Australian defense chief broadsides IT skills shortage

01.05.2005
Von Julian Bajkowski

The most serious wake-up call to date about a looming ICT skills shortage in Australia has been delivered by the head of Australia"s largest IT shop.

Australia"s next Chief of Defense Force and current Chief of Air Force, Air Marshal Angus Houston has publicly warned that the nation"s armed forces may be forced to buy their way out of a serious ICT skills shortage, because the military will soon be in competition with industry for technical talent.

Speaking at the Joint Future Warfighting 2005 conference in Canberra last week, Houston warned delegates the emergence of network-centric warfare necessitated substantial shifts in both military culture and skill sets, with ICT now at the fore.

Network centric warfare (NCW) is an emergent military doctrine where decisions on the actions of armed forces are rapidly facilitated by a series of distributed sensory, intelligence communication, command and control networks.

After querying whether the currently siloed military culture was able to cope with the challenges NCW carried with it, Houston did not mince words about the size of the problem.

"We need people who understand systems; we need people who can integrate systems; we need people who can do systems engineering; we need information warriors and we need to highly educate and train our people," he said.

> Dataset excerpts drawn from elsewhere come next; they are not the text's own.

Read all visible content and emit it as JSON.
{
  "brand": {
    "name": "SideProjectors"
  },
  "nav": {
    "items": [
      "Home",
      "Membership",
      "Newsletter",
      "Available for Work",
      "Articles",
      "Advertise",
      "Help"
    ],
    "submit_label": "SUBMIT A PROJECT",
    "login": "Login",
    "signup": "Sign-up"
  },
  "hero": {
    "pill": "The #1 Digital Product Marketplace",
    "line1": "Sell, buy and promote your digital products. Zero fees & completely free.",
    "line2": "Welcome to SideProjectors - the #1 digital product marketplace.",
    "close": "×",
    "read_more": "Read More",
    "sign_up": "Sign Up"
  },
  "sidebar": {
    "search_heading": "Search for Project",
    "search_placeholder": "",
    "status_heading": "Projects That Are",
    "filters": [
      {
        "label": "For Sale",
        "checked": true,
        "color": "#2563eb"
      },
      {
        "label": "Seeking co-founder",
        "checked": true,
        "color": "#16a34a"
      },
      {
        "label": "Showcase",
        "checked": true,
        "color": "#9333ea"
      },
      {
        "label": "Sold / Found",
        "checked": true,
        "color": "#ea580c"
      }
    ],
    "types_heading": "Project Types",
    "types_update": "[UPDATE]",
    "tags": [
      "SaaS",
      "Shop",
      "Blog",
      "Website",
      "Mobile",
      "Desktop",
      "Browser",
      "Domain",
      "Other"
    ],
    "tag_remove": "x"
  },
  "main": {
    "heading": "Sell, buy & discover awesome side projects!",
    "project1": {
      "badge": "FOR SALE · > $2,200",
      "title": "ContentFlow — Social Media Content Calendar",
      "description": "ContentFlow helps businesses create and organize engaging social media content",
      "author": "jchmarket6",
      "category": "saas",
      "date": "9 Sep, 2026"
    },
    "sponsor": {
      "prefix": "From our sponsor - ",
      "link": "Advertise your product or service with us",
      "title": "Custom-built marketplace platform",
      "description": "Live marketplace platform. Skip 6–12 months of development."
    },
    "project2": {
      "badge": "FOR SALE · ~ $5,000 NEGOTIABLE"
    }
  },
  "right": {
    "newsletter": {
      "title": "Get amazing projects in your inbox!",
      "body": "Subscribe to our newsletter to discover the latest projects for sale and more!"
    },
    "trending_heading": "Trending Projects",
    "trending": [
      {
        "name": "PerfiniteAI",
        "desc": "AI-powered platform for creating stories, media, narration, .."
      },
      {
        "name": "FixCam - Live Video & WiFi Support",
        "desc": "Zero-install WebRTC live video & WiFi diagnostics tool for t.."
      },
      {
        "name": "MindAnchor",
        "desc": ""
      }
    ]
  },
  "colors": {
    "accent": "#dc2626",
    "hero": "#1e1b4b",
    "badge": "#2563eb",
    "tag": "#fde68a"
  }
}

"I think one of the challenges out there at the moment is the skill shortages that we have in Australia. I believe that it"s going to be increasingly difficult to attract the sort of people that we need for our network-enabled future, because everybody"s going to need the same sort of people. Industry will need them, we will need them, and they will be a very expensive commodity to employ," Houston said.

Houston also weighed-in heavily to correct perceptions by traditional military commentators that NCW was a pipe dream or a fad based on the idea that warfare and decisions could be largely automated or based on a single network.

Rather, Houston contended, NCW was really all about people skills rather than technology - and that technologists needed to remember this.

"I just wonder whether that human dimension to success is going to be there in the future ... there seems to be a very heavy emphasis on the technology and what the technology is going to do for us," he said.

"At the end of the day, network-centric warfare is all about people-centric warfare ... what it"s all about is technology enabling people to do things faster and do things better."

Houston"s message was not lost on the chairman of the Australian Defense Information and Electronics Systems Association, Geoff Rhodes.

Both the association and Defense, Rhodes said, had been "looking at these issues for at least the past year", adding that his organization was actively seeking positive solutions to overcome any skills crisis and make sure that Australia retained the military ICT talent it needs.